No limit on donations to 3rd-party groups
There are limits in Canada on how much money political parties can accept in donations, but those limits don’t exist for third parties. New rules introduced this year do require third parties to report their spending on advertising, including in the months leading up to the election and not just after the writ drops as in previous elections.
As a result, some third-party groups spent on widespread advertising before the pre-writ period that began on June 30, avoiding spending restrictions and reporting rules.
Third-party advertisers are required to report any spending over $500, but the cost to set up a website and a Facebook page can be well below that, meaning many of these groups are not required to share their funding or expenditures at all.
“One thing the [new rules] don’t anticipate, and I don’t think the government has anticipated, is the transition to digital media,” said Jonathan Rose, an associate professor of Canadian politics at Queen’s University. “From a cost perspective, it’s much cheaper than traditional media, and the dissemination has more legitimacy because it’s shared among friends.”

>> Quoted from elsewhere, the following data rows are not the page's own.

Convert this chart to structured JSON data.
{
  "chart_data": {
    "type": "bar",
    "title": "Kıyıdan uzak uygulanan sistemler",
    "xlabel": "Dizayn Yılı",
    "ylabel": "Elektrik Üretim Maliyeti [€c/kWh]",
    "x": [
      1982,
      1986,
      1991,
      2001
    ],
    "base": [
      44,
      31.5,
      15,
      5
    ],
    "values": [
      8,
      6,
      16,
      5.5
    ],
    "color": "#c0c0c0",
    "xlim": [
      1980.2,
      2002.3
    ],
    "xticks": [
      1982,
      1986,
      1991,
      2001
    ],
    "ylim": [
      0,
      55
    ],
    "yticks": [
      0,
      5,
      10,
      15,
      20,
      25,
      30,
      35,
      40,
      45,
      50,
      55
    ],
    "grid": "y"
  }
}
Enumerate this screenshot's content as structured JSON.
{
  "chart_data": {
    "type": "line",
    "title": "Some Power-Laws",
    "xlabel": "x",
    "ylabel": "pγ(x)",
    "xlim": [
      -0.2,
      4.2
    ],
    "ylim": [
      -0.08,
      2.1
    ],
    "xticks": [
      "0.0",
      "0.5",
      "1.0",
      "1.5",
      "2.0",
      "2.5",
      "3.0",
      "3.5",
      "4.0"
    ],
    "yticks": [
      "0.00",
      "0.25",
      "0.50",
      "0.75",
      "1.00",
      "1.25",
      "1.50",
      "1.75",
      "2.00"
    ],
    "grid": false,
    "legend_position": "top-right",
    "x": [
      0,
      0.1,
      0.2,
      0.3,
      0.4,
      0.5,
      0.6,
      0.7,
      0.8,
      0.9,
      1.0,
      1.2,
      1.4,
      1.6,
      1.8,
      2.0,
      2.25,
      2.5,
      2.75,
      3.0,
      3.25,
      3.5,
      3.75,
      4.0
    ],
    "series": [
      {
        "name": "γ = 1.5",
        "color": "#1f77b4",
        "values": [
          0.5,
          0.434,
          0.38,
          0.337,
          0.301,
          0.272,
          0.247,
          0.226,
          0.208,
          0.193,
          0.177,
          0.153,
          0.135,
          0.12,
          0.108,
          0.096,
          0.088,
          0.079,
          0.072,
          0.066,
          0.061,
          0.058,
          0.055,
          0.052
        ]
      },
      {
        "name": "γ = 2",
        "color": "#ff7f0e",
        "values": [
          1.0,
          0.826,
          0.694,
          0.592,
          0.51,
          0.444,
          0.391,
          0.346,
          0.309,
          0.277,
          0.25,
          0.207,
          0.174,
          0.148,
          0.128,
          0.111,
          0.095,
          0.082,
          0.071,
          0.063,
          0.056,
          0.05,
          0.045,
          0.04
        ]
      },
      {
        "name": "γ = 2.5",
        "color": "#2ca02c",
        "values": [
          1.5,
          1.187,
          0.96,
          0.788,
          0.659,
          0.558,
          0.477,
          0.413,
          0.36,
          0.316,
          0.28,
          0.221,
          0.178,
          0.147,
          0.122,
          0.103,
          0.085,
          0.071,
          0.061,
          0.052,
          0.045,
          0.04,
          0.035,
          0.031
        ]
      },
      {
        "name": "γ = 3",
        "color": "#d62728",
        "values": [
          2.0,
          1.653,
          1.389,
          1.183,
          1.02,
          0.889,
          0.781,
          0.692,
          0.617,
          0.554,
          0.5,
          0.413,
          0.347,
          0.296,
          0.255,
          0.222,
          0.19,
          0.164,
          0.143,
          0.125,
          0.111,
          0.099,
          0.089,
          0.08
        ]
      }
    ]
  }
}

What constitutes election advertising?
There’s also some confusion about what constitutes election advertising. Rebel Media, for example, was questioned by a voter during Alberta’s provincial campaign for distributing lawn signs that read “Stop Notley.” Rebel Media did not register as a third party and said the signs were not election campaigning, but advertising for a book of the same title.
Rose said he’s also concerned about some of the messaging coming out of third-party groups. While he said it’s rare to see established groups spreading overt disinformation, there are subtle ways their messaging can be misleading, and voters should think critically about the information they see shared online.
“What I’m going to be looking out for in this election is not outright lies but the use of language that encourages false inferences,” Rose said. “That, to me, is really problematic.”